City Council is scheduled to vote Thursday night on spending $650,000 to acquire the Getty property at the corner of Ninth Street and Bay Avenue. The Getty site is the last of three shuttered former gas stations that had marred the appearance of the Ninth Street corridor for years.

The other two, an old Exxon station and an abandoned BP station, were torn down last year. The Getty station will also be demolished once it comes under the city’s control.

The BP station was purchased by the city last year for $475,000 and is awaiting redevelopment into a landscaped park. The Getty property next door will be combined with the old BP site to create a swath of green space.

Keller Williams, a real estate firm, owns the old Exxon property and wants to build a new $2 million office complex there, although the project was turned down by the city Planning Board in January amid concerns about traffic and parking problems. Keller Williams is expected to revise the project and bring it back before the Planning Board for approval.

The redevelopment of the old gas stations is a key part of the city’s strategy to beautify the Ninth Street corridor from the bay to the Boardwalk, creating a more appealing entryway for visitors arriving in town via the Route 52 Causeway.

“Hopefully, in the course of the next several months or year we’ll see a marked difference in the primary gateway into Ocean City,” said Frank Donato, the city’s chief financial officer.

The city had been talking with the owner of the Getty site, Trinetra Realty Holdings, for more than a year, but was unable to reach a tentative deal until now. Donato said the purchase has not yet been finalized, but noted that the city is looking to take ownership of the site by the summer.

“It’s definitely moving in the right direction,” he said.

In February, Council approved a $347,658 construction contract for a series of city landscaping projects, including turning the old BP site into a park. As part of that contract, there was an alternate bid of $90,918 for the Getty property that would allow the city to begin landscaping improvements there if it is successful in acquiring the site, Donato said.
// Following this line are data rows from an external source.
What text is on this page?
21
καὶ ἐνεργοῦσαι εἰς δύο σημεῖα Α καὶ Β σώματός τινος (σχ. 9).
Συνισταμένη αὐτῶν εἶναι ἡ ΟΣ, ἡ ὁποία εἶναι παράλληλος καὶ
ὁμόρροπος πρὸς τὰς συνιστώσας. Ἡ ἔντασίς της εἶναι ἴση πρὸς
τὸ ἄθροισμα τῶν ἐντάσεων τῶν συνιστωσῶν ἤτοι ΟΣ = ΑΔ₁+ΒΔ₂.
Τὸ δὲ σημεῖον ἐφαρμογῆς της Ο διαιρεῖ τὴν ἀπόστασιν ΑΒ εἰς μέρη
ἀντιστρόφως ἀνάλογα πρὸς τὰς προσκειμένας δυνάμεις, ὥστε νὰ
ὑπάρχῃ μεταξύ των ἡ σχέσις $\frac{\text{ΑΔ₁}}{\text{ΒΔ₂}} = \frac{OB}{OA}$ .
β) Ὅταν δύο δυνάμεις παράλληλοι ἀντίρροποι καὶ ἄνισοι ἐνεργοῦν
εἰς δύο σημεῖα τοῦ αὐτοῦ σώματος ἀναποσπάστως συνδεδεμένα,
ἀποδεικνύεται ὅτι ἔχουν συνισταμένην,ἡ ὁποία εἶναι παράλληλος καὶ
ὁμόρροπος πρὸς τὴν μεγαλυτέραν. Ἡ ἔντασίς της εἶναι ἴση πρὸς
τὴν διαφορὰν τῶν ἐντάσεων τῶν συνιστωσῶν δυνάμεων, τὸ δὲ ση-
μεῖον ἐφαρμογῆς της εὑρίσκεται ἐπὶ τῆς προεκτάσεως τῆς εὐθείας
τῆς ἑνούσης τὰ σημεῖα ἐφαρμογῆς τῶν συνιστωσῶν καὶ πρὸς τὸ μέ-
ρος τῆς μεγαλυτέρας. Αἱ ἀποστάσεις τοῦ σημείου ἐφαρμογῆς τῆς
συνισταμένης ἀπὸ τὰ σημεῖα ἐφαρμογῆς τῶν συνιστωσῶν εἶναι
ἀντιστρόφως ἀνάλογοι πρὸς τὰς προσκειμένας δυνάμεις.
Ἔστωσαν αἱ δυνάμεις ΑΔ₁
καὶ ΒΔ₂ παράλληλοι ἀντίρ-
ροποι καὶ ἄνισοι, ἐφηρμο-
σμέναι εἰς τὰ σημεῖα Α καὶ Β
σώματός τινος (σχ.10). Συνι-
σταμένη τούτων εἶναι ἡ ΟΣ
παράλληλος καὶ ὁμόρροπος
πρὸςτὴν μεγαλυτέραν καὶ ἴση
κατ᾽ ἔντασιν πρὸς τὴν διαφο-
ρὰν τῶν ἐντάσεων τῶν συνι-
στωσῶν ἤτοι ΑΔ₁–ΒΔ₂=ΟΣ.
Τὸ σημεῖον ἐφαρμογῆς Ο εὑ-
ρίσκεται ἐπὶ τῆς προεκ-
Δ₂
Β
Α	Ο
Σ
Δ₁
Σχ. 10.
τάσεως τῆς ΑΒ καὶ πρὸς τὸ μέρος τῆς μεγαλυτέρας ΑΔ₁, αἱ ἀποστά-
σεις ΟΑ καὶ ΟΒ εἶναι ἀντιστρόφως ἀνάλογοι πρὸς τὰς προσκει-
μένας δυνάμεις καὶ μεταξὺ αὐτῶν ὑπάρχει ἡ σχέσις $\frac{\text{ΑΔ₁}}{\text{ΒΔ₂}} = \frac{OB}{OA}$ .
Mayor Jay Gillian has a proposed $112.2 million, five-year capital plan that includes $2 million in funding in 2017 for land acquisition in the Ninth Street corridor and other parts of the city.

Initially, the city would concentrate on sprucing up an expanse of land stretching from the corner of Ninth Street and Bay Avenue to the base of the Route 52 Causeway bridge. The old gas station sites are right in the middle of that area.

Donato said the landscaping improvements on Ninth Street would be modeled after the Mark Soifer Park, which is tucked away in the corner of Ninth Street and Asbury Avenue across the street from City Hall.

Soifer Park, named in honor of the city’s acclaimed former public relations director, is decorated with grass, trees, benches and a brick walkway. A gazebo and an old Ocean City lifeguard boat serve as the centerpieces of the quaint park.

The old BP and Getty sites would offer a larger chunk of land than Soifer Park. The landscaped lots would be elevated by 2 to 3 feet to help protect them from flooding. The project would also include new parking for the adjacent Revere Place.